You may note the Canadian spelling above. As soon as I hit the border, I am compelled to add the letter “u” to words that do not require it in the U.S.—like “colour” or “harbour.” Also the letter “s” must be exchanged for “z” in words like “civilised” or “recognise.”
It’s a “when in Rome” kind of thing, really. And I’m happy to do it. Because once I get to Victoria, there are some “must-do’s” on my list, especially around the Inner Harbour.
I must admire the grandeur of The Empress Hotel, the grande dame and centerpiece facing the harbour.
I also love the little water taxis, the Victoria Harbour ferries, that zip around like busy bees, dodging bigger boats and ferries, as well as the float planes taking off and landing.

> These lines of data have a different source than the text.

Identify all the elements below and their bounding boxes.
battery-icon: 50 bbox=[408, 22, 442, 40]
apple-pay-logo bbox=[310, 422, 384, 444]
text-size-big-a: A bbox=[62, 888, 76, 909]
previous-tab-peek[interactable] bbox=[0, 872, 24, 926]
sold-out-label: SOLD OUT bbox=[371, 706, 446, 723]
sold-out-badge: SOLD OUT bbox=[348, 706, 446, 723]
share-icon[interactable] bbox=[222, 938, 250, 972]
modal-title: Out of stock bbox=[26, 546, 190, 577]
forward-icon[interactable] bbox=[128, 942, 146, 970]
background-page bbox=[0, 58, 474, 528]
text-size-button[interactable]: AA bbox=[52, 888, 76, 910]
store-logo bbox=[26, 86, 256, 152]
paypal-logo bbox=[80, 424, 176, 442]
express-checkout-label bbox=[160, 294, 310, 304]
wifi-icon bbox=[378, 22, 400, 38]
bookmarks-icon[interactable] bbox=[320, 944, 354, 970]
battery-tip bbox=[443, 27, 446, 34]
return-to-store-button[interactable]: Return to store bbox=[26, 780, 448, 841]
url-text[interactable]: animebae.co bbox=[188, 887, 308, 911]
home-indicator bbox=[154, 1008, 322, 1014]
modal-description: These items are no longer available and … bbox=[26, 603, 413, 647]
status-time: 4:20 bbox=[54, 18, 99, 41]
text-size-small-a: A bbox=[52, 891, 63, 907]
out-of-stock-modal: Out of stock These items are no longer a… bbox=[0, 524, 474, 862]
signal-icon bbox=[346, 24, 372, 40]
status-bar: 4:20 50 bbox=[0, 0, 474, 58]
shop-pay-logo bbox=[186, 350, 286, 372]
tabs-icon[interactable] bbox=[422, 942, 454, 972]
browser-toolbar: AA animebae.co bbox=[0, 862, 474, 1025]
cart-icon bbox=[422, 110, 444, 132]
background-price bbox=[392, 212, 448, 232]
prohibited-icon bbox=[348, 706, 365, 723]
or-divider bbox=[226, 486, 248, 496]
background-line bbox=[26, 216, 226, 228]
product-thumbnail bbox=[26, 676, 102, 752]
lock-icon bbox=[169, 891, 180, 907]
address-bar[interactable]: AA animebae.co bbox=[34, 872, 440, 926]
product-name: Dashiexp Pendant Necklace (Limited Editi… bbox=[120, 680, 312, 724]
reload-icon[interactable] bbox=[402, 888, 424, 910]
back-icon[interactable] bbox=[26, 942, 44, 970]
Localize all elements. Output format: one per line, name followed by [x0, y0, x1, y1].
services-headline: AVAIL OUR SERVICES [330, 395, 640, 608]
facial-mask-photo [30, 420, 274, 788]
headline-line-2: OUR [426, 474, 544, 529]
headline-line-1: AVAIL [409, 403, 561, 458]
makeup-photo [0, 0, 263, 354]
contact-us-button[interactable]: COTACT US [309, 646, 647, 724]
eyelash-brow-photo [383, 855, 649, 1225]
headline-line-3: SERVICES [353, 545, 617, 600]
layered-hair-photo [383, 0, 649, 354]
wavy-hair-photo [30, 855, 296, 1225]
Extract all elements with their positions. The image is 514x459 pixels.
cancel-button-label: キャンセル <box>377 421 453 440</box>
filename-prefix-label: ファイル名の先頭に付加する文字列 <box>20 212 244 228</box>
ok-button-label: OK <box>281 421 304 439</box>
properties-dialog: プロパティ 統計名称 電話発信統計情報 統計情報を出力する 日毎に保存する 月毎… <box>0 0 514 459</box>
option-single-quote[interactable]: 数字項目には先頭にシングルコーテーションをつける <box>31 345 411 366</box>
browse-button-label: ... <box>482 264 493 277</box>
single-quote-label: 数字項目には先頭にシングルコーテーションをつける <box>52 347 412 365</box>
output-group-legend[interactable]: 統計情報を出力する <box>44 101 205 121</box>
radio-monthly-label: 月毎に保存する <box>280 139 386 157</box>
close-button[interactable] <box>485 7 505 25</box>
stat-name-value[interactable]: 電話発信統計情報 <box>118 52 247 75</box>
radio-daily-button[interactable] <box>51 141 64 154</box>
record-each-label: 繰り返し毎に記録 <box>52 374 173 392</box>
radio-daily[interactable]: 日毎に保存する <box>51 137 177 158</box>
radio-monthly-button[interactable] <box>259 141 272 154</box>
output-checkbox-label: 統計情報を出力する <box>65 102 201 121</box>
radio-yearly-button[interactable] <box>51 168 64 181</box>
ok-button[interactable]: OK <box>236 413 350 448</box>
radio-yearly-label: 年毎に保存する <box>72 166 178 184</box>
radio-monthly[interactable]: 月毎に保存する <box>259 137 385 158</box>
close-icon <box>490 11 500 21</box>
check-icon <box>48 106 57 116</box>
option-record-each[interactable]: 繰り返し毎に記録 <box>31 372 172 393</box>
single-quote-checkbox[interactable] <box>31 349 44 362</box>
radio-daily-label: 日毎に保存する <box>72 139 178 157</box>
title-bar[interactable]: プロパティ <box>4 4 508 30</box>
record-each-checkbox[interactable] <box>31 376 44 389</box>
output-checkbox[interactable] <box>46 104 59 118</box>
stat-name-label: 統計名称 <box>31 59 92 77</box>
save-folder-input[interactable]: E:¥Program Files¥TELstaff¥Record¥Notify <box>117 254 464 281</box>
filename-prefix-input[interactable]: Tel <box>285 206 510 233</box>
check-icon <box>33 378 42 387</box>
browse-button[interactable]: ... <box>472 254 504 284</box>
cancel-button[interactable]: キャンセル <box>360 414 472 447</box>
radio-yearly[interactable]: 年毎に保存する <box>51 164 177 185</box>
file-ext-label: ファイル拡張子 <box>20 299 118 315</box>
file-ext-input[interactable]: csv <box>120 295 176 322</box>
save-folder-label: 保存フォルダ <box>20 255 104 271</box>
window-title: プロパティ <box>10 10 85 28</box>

How they coordinate so well amazes locals and visitors alike. You can take a water taxi up into the Gorge and get a water-level view and a good bit of local history from the very knowledgeable captains.
Also high on my Victoria list are the two M’s: Murchies and Munro’s, cheek by jowl on Government Street. Murchies, home of fabulous tea, and Munro’s, wonderful bookstore, are places I can spend waaaaaayyy too much time and money. They are staffed with kind and knowledgeable salespeople who have mastered the delicate art of being helpful without being oppressive. And I love walking into Munro’s. It’s like a Victorian bank on the outside and a lovely library inside. Plus, if you give them money, they let you take the books home forever.
Another one of my favourite things is to oogle the Legislative Assembly building (aka Parliament) because it’s so much more stately than anything in the states. It reeks of England—in fact, it is a replica of the English Parliament building. And every night at dusk (which in the summer is about 9:30 p.m.), thousands of bulbs wink on and light up the place.
As if that weren’t enough, you can go inside the Legislative Assembly building for a free tour and walk the same halls that Queen Elizabeth does when she pops over for visits. (Canada no longer “belongs” to England, but it does maintain close ties, especially to British Columbia. Jolly good, I say.)
But you and I (as rowdy Americans even) can make our way to the basement to the Legislative Dining Room and have breakfast, lunch or tea in wood-paneled splendour, with the faces of long-dead members of Parliament looking down on you from period photographs. Love the shrimp sandwich, by the way.
We also love the dining room because of Mur Meadows, waiter and playwright, a charming man who regales diners (only if they ask, of course) with tales of his current projects.
His play, “The Return of Love,” is not only available online but also available free to theater groups that wish to perform it.
I’ve already written about my favourite tea room, the James Bay, but I’ll also give a little shout-out to our favourite fish and chips place, Barb’s, on fisherman’s wharf. It’s an easy walk from the Inner Harbour, or a quick ride in a water taxi. You eat outdoors, under a tent, right on the dock, and we are quite fond of the halibut and chips combo. It is not cheap, greasy fish and chips, but high-quality stuff.
If you’ve been to Victoria, I imagine you have your favourite spots, too. What are some of yours? Toss a comment this way, and I’ll add them to my list, too!